WELLINGTON: New Zealand will no longer require people to wear masks in indoor public spaces or to be vaccinated to work in certain roles, as the country winds down its pandemic battle and learns to live with Covid-19.
From midnight, face coverings won’t need to be worn anywhere except in health settings like hospitals and aged-care facilities, Prime Minister Jacinda Ardern told a news conference Monday in Wellington. The framework used to specify the level of risk to the community from Covid-19 and corresponding restrictions will be scrapped, she said.
“It’s time to safely turn the page on our Covid-19 management, and live without the extraordinary measures we have previously used,” Ardern said. “Finally, rather than feeling that Covid dictates what happens to us, our lives, and our futures, we take back control.”
The move brings the curtain down on New Zealand’s pandemic response some two and a half years after measures were first implemented. While the nation’s tough lockdowns and closed border initially kept Covid-19 at bay, the virus has spread rapidly this year and many people have already stopped adhering to mask-wearing rules.

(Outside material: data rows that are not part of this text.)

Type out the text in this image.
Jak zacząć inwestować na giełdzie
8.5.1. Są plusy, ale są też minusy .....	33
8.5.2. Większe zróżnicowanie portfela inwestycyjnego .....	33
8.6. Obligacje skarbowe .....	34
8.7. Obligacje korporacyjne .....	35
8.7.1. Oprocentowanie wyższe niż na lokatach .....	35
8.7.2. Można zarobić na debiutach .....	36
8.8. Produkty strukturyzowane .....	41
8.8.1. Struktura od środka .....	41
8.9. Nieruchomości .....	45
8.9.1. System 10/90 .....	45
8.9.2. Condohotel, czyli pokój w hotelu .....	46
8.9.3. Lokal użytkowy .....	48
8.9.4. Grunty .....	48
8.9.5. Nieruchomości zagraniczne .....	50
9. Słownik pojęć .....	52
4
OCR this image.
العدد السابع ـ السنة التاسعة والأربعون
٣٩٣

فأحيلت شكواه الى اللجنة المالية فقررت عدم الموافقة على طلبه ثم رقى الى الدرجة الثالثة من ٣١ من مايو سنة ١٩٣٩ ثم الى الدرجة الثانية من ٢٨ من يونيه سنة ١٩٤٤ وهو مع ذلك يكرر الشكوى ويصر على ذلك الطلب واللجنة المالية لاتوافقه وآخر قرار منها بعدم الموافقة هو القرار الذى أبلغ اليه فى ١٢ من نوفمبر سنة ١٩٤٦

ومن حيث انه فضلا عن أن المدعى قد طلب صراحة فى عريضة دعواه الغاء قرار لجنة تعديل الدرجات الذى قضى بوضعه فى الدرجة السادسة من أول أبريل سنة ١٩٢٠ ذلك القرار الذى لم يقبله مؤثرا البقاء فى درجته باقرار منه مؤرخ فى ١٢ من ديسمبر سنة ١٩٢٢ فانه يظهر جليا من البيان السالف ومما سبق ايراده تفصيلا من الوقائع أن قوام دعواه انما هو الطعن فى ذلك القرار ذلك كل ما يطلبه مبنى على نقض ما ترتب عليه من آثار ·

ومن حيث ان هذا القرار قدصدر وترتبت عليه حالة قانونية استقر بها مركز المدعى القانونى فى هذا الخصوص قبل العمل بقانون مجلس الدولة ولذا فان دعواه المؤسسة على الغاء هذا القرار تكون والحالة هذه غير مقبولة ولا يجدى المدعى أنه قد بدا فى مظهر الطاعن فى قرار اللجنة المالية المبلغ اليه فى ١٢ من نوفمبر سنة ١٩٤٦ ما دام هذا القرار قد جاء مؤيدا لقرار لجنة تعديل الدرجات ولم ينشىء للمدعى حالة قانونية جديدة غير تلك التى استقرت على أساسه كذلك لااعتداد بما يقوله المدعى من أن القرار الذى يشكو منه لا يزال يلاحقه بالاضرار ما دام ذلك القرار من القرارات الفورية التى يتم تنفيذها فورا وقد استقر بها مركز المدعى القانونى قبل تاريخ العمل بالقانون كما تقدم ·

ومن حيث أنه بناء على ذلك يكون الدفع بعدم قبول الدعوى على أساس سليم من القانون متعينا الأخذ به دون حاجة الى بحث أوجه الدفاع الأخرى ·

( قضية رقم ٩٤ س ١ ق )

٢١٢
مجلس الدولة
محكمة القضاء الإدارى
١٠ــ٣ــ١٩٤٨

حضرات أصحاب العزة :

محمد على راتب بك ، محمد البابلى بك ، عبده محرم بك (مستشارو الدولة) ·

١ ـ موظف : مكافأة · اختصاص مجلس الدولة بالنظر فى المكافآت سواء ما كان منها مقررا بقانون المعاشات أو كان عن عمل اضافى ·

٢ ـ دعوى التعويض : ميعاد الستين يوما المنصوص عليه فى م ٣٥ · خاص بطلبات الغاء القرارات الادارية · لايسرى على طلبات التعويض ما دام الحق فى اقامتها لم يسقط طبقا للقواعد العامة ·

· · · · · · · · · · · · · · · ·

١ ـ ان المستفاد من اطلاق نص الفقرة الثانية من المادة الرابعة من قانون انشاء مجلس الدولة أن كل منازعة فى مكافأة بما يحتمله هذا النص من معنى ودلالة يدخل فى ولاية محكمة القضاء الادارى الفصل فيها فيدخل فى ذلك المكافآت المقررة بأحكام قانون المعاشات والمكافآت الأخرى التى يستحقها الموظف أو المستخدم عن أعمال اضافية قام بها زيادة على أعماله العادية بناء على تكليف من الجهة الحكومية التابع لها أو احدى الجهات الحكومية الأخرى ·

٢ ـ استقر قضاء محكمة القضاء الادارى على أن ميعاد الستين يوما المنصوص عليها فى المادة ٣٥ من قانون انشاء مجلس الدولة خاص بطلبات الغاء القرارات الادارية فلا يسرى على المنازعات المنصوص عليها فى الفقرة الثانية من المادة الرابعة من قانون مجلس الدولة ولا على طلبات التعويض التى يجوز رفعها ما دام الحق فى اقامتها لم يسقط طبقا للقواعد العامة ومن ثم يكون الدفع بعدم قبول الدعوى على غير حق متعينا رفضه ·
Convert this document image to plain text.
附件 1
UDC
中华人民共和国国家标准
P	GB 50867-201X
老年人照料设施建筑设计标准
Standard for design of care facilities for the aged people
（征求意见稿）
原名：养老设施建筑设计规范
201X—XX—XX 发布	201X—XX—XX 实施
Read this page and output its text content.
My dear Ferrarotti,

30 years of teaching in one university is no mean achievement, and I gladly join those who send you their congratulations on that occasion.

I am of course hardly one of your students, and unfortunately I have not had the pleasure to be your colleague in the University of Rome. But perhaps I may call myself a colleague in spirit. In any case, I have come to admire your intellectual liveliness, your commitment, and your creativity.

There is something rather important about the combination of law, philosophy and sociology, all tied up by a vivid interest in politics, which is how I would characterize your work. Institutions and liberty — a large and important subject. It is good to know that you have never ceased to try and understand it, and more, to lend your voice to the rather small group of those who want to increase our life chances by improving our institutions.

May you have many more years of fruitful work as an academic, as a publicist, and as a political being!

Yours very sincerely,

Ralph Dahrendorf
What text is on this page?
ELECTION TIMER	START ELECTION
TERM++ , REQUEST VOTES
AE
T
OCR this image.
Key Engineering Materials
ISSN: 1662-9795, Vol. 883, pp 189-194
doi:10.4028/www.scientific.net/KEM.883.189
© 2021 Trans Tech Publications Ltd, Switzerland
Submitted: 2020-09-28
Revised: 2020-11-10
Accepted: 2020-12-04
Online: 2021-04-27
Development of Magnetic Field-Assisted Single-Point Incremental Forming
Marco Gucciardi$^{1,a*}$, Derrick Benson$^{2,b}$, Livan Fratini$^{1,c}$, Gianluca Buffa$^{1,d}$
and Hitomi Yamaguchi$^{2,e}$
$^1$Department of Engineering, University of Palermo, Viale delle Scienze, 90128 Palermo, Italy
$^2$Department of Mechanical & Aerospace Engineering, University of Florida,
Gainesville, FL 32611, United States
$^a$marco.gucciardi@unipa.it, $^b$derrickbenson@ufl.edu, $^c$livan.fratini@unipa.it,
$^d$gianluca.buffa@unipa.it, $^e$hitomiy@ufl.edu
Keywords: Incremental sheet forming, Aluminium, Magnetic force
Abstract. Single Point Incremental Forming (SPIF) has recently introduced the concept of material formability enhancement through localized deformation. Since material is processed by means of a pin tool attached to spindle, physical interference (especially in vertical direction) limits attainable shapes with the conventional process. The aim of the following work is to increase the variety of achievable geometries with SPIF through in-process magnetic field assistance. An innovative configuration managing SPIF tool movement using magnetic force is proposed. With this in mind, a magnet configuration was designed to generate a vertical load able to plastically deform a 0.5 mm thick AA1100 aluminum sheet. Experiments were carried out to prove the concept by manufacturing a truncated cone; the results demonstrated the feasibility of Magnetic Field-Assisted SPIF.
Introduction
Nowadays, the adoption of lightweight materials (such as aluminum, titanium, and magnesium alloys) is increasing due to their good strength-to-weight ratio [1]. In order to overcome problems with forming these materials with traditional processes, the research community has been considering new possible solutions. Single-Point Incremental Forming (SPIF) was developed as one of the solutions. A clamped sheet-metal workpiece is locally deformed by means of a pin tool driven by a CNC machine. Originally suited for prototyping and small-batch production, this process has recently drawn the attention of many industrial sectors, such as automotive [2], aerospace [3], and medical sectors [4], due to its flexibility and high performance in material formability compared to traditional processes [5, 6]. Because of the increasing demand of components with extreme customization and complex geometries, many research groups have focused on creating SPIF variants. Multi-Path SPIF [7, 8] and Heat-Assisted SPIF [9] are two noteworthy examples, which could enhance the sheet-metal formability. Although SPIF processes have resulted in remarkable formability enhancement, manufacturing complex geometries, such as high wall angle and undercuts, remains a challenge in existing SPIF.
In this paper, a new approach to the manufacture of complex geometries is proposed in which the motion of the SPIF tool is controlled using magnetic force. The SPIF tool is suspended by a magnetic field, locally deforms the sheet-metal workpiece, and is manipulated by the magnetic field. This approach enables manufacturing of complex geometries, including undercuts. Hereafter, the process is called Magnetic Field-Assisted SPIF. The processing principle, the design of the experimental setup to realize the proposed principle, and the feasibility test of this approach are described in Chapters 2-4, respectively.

With case numbers and hospitalizations falling as winter comes to an end, and a high level of vaccination in the population, Ardern said the country is in a position to jettison its remaining restrictions.
Some businesses may still require customers to wear masks but it will be at their own discretion. It will also be up to employers to decide whether to require their workforces to be vaccinated, with government vaccine mandates to end on September 26.
From midnight tonight, travelers to New Zealand will no longer need to be vaccinated or forced to submit rapid antigen test results after they arrive.
The only remaining requirement is that people who test positive for Covid-19 isolate at home for seven days. Household contacts won’t need to isolate and will just be asked to undertake a daily test, Ardern said.
“In short, we now move on to a simple two-requirements system of masks in healthcare settings and seven days isolation for positive cases only,” she said. “For the first time in two years we can approach summer with the much needed certainty New Zealanders and business need, helping to drive greater economic activity critical to our economic recovery.’